Он уже зачеркнул для себя старую жизнь, возненавидел многие нейтральные вчера моменты, включая квартиру, в которой жил. И совершенно не представлял новую жизнь, особенно для нее. Если она вернется на радио — это конец. Ему просто надо будет собирать вещи. Скорее всего так и будет. Несколько дней, неделя — max. Тогда ясно, что для него новая жизнь: жизнь здесь, у Лёши, вино, писание, какая-нибудь далекая заграница… Работа по забвению и выживанию.
“Посмотрим.”
Милые архитектурные нелепости старых дач: пристройки, веранды, сараи, потонувшие в невероятных снегах этой зимы. И невозможные цвета: ядовито зеленые, желтые, синие, — русская тяга к лубку. Все ветхое, кособокое, упавшее, с остатками былой дачной роскоши: белыми ставнями-жалюзи, плетением наличников, псевдо-античным ордером. Огромные участки, тень елок. Самодельно-иррациональные новации и затеи. Живое, нищее, трогательное, дорогое…
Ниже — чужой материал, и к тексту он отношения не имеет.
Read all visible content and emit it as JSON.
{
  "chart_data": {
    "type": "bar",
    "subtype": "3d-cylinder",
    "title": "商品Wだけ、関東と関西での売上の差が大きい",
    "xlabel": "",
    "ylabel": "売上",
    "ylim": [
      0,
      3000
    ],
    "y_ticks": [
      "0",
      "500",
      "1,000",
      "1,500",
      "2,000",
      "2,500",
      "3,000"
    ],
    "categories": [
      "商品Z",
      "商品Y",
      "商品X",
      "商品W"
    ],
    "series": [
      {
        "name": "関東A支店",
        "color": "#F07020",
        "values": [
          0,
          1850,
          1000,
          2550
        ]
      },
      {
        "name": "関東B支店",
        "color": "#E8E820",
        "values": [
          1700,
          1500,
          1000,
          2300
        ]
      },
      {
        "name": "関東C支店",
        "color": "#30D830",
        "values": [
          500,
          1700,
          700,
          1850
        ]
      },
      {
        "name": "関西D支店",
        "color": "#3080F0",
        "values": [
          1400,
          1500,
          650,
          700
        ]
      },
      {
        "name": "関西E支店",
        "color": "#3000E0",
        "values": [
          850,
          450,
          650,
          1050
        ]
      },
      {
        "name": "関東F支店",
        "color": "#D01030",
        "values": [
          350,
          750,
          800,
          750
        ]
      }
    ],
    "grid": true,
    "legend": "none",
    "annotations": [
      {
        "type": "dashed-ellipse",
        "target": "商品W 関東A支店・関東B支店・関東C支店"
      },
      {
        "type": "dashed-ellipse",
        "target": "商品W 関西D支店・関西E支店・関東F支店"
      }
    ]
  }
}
Вечером Лёша стал вдруг рассказывать про свою маму. Помимо Ксюши, это самая большая его проблема. Она пила и лечила себя полями и травами. И среди бела дня принимала Лёшу за Сатану. Открытым текстом объявила, что от него исходит зло во Вселенной. Сама же работала на ее благо. Писала обвинительные и, по существу, очень жалкие записки с перечнем лёшиных вин, в которых выявлялась вся ее детская беспомощность и страх жизни. И оставляла их ему в коридоре. Он показал их: целый ворох маленьких бумажек.